Produção de computadores retoma o fôlego

Embalada pela febre nas vendas de monitores de LCD, a produção de microcomputadores, inclusive portáteis, voltou a fechar pelo terceiro mês consecutivo em alta no polo industrial. O setor pulou de 54,45 mil em junho para 62,12 mil unidades em julho, avançando razoáveis 14,07%. As informações foram divulgadas pela Suframa (Superintendência da Zona Franca de Manaus), segundo a qual o setor acumulou 66,69% de crescimento na produção fabril durante o período de maio a julho.
Entretanto, apesar da retomada de fôlego, o volume total de micros produzidos no acumulado dos sete primeiros meses (270,23 mil) ainda está aquém do observado em igual período do ano passado (521,58 mil), de acordo com a Suframa.
O presidente do Sinaees (Sindicato da Indústria de Aparelhos Elétricos, Eletrônicos e Similares de Manaus), Wilson Périco, avalia que a retomada do fôlego crescente em um setor sensível da indústria pode resultar em investimentos e atração de novas fábricas para o setor no Estado. “Os números são razões mais que suficientes para se comemorar, já que o Amazonas não dispõe mais de incentivos diferenciados em relação a outras regiões do país”, ressaltou.
Produção em larga escala, faturamento em galope de subida. No período de maio a julho, momento em que o setor faturou US$ 5.24 bilhões, as indústrias de eletroeletrônicos acumulam 37,92% de alta em relação ao primeiro quadrimestre, de acordo com a Suframa. Apesar disso, Périco afirmou que os bens de informática, que respondem pela maior fatia de receita do setor, as vendas caíram 7% no primeiro semestre, pressionadas pelo ajuste de estoques nos primeiros três meses do ano. “Os pedidos já voltaram a ocorrer e a expectativa é de que, até o fim do ano, o faturamento fique estável na comparação com 2008, isto é algo em torno de US$ 13.06 bilhões”, revelou.
A economista Cláudia Marcília Benzecry não considera que esse movimento de queda no setor de informática se sustentará, uma vez que boa parte da demanda por computadores ainda não foi suprida nos últimos meses. A especialista lembrou que esse setor foi um dos mais beneficiados por isenções e desonerações tributárias ao longo do ano passado, o que resultou em impactos negativos para a produção local. “Os efeitos dos impostos menores levaram muitas empresas a produzirem em outros Estados, causando um efeito de esvaziamento produtivo”, explicou.

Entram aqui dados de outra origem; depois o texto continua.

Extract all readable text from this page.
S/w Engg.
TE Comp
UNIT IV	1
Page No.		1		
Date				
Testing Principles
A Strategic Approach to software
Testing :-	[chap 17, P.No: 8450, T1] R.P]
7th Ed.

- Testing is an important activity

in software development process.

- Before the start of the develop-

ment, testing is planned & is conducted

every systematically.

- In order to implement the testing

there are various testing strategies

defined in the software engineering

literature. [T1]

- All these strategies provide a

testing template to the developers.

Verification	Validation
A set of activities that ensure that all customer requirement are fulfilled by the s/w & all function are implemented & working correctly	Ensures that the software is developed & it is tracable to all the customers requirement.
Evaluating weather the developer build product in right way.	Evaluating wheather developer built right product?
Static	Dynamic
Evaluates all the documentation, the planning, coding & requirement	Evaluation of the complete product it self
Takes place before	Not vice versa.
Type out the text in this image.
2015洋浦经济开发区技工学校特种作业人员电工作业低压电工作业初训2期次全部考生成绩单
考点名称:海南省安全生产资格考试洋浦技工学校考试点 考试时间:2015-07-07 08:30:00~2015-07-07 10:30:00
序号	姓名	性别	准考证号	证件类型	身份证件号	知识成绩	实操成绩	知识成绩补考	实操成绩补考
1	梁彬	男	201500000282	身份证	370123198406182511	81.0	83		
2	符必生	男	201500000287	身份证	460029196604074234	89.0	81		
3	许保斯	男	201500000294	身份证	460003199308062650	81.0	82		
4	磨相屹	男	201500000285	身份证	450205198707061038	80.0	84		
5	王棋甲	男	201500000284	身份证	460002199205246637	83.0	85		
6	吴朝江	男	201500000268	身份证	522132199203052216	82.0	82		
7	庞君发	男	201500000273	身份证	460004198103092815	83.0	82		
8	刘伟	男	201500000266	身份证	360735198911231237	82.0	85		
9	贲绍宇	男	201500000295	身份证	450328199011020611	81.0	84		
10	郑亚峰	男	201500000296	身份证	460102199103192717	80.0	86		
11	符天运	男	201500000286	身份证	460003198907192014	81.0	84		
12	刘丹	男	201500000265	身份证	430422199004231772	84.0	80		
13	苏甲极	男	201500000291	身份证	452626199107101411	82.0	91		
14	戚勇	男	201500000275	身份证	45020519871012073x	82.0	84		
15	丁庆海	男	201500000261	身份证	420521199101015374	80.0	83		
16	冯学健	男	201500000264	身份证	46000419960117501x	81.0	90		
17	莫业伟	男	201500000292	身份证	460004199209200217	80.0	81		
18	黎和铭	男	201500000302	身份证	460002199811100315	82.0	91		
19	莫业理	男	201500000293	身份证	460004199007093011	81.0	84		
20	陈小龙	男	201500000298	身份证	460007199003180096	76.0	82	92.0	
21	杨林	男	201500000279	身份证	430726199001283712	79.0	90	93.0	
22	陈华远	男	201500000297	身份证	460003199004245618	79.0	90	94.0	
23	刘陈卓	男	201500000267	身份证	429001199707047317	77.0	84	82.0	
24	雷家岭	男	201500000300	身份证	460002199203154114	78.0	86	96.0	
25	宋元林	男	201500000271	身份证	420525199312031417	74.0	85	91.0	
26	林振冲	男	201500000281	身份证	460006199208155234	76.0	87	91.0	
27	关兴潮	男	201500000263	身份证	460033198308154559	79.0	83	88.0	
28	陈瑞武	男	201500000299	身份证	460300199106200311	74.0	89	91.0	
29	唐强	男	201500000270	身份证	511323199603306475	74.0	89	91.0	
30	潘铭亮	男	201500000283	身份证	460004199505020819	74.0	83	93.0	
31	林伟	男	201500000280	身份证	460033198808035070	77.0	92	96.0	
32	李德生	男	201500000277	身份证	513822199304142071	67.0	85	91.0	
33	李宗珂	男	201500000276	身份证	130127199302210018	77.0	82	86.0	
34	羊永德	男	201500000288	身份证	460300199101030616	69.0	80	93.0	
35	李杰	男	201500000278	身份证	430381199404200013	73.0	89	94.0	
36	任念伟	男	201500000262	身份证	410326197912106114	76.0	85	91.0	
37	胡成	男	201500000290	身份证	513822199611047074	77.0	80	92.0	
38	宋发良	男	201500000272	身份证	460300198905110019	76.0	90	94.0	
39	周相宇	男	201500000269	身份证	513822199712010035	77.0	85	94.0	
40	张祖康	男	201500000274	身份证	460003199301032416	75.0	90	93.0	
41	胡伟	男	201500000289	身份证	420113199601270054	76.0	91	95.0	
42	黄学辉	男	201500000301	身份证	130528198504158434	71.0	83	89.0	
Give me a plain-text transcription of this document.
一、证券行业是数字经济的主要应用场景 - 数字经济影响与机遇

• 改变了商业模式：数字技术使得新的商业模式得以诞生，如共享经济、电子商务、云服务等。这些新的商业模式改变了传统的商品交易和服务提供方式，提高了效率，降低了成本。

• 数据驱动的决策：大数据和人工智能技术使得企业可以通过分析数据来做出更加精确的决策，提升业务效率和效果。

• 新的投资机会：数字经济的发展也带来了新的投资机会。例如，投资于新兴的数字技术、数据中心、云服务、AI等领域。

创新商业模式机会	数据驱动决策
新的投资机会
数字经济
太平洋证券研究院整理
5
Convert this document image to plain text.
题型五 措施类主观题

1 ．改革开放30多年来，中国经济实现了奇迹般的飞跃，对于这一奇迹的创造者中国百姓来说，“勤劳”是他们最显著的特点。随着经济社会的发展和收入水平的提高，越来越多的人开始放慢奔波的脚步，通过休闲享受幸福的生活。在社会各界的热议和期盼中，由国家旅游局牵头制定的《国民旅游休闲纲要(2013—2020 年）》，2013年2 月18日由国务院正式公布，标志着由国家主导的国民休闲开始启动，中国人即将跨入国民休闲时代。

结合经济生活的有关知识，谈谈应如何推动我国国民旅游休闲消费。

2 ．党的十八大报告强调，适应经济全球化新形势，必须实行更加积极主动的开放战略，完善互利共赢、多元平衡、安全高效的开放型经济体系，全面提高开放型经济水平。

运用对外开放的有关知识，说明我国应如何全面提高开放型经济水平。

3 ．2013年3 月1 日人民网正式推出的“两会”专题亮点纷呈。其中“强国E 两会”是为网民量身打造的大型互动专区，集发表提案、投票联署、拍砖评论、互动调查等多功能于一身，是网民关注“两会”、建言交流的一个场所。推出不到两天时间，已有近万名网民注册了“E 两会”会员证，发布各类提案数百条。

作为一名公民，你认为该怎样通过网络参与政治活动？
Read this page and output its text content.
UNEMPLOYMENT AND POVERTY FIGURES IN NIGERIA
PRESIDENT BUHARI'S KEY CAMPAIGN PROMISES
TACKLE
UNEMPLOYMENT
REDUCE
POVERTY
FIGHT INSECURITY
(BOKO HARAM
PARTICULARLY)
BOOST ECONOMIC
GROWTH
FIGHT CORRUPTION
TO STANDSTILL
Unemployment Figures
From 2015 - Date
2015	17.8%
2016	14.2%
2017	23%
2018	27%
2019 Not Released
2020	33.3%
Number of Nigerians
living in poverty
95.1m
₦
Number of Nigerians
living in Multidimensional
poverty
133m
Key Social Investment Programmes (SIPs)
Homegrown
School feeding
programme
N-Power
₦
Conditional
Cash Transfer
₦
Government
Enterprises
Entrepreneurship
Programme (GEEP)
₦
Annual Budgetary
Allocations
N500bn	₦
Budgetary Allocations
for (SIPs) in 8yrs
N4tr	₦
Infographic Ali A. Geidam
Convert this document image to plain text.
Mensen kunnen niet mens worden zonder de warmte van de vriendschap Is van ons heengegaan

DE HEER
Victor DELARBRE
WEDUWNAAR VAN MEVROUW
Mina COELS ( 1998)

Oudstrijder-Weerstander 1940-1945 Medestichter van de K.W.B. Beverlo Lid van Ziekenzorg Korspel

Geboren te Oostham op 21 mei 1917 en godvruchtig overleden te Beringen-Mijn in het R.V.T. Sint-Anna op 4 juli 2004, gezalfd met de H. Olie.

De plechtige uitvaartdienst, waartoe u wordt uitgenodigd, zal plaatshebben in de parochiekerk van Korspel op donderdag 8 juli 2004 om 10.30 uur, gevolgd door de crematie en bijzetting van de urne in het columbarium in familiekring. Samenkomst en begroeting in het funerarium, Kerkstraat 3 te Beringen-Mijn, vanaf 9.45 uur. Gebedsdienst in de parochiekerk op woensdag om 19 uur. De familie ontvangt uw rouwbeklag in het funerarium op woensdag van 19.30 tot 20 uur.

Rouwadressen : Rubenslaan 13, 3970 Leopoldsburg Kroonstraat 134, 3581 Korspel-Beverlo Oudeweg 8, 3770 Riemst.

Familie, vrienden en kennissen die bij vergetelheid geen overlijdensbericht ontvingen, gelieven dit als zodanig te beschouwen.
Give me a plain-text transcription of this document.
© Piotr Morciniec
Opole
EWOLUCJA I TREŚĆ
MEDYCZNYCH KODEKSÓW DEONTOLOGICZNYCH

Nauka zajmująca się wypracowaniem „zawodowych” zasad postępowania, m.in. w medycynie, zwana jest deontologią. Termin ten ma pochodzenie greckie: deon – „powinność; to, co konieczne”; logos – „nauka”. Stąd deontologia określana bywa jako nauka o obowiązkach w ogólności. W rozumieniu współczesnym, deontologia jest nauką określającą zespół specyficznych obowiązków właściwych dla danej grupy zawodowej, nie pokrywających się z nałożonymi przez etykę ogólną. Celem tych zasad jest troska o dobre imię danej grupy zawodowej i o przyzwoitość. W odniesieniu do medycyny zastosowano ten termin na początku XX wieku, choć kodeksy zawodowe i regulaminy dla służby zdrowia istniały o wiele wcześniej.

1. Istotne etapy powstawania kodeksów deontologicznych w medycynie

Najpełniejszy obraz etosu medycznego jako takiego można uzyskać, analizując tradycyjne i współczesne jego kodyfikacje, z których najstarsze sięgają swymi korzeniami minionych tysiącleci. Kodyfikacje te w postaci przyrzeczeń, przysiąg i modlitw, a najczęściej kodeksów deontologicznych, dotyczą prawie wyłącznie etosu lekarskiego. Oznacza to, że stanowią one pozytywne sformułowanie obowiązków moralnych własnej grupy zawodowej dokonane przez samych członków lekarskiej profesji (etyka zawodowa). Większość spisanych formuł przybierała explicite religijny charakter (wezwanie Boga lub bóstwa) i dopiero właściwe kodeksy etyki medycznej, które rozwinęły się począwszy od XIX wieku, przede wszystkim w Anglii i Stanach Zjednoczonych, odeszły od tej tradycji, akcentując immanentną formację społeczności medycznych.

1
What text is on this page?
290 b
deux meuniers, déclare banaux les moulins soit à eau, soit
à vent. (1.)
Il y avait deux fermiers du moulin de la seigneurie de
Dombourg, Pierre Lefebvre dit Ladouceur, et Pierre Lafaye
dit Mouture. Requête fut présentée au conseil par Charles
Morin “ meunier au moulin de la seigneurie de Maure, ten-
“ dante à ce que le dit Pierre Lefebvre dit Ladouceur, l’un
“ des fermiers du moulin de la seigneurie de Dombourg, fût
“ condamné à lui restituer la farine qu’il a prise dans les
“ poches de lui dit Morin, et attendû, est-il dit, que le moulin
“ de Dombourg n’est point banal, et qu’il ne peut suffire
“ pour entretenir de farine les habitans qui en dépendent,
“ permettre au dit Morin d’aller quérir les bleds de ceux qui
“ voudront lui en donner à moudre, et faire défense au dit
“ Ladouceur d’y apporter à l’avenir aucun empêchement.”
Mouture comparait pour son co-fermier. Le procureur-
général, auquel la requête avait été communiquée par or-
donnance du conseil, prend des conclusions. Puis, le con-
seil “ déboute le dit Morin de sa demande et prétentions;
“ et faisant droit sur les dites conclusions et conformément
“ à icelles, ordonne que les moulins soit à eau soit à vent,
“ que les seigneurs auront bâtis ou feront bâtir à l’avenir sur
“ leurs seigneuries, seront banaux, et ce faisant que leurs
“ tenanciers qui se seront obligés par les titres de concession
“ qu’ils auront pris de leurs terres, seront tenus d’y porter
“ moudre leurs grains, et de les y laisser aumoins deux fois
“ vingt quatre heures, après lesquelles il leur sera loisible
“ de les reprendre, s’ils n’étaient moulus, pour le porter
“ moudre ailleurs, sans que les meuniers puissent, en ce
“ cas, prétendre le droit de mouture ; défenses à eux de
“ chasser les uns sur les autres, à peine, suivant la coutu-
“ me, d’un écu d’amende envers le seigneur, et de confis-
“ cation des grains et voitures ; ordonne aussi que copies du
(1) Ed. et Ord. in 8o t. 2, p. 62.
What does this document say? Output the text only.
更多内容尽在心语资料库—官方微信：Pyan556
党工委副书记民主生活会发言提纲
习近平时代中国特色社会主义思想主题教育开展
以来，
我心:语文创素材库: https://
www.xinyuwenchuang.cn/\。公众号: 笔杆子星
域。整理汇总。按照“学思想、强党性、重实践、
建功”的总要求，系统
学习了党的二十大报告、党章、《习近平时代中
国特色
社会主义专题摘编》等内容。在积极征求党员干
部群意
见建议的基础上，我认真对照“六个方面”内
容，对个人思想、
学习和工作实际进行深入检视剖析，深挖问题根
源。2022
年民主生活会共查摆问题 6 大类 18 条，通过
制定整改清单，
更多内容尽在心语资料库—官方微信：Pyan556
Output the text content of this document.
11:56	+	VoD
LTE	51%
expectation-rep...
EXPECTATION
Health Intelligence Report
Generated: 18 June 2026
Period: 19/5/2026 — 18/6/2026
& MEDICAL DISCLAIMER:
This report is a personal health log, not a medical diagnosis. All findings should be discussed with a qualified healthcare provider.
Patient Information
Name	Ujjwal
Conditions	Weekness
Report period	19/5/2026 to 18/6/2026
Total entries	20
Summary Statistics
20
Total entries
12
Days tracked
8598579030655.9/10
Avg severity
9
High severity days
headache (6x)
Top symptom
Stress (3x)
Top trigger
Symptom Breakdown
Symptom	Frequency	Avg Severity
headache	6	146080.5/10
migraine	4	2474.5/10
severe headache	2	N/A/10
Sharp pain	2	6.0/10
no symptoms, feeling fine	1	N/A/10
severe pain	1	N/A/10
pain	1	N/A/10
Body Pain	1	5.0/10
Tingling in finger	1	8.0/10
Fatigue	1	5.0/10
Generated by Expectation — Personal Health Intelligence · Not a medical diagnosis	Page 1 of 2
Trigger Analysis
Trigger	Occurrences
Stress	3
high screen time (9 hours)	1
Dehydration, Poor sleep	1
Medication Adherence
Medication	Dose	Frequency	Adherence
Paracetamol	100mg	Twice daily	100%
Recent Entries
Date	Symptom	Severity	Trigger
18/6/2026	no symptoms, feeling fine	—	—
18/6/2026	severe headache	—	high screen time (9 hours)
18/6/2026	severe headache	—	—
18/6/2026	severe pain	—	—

Menor tributação e câmbio valorizado ajudaram setor

Por outro lado, Cláudia Benzecry lembrou que os computadores e outros itens de informática ficaram mais baratos devido à menor carga de impostos e também por contarem com itens importados em sua montagem, que com a valorização do câmbio, passaram a custar menos. “Crédito e renda continuam com desempenhos muito positivos e vão sustentar os pedidos no varejo no último quadrimestre, caso se mantenha a tendência à estabilidade econômica”, asseverou.
Nessa linha de investimentos, a Positivo Informática anunciou ampliação na ordem de R$ 10 milhões para o plano de investimentos deste ano. Os recursos serão direcionados principalmente para a ampliação da capacidade fabril de PCs e de placas-mãe de desktops e notebooks. Segundo a gerente de Relações com Investidores da fábrica, Emanoele Sewaybricker, a Positivo Informática está se antecipando para capturar as oportunidades do mercado brasileiro, que já apresenta importantes sinais de recuperação. “A previsão é que, até o fim deste ano, as unidades industriais estejam possibilitadas de operar nos novos níveis de capacidade. O nível de produção de Manaus, atualmente com 15 mil PCs/mês, deverá ser ampliada para 20 mil unidades/mês, significando 52 novas frentes de trabalho”, revelou.
O otimismo da fábrica contrasta com o observado em nível nacional, no qual a receita do setor caiu 13% no primeiro semestre na comparação com a primeira metade do ano passado, segundo dados divulgados pela Abinee (Associação Brasileira da Indústria Elétrica e Eletrônica) no início desta semana.
Além da base forte registrada no período pré-crise em 2008, o setor sofreu com exportações 28% menores de janeiro a junho e com vendas fracas principalmente no primeiro trimestre. Na primeira metade deste ano, o setor fechou 7.000 postos de trabalho, passando de 162 mil trabalhadores no primeiro semestre de 2008 para 155 mil empregados no final de junho.
A Abinee acredita que esse número deve se estabilizar daqui para frente. Essa projeção de manutenção do contingente atual de mão-de-obra depende de recuperação das compras por parte dos consumidores e também de novos investimentos.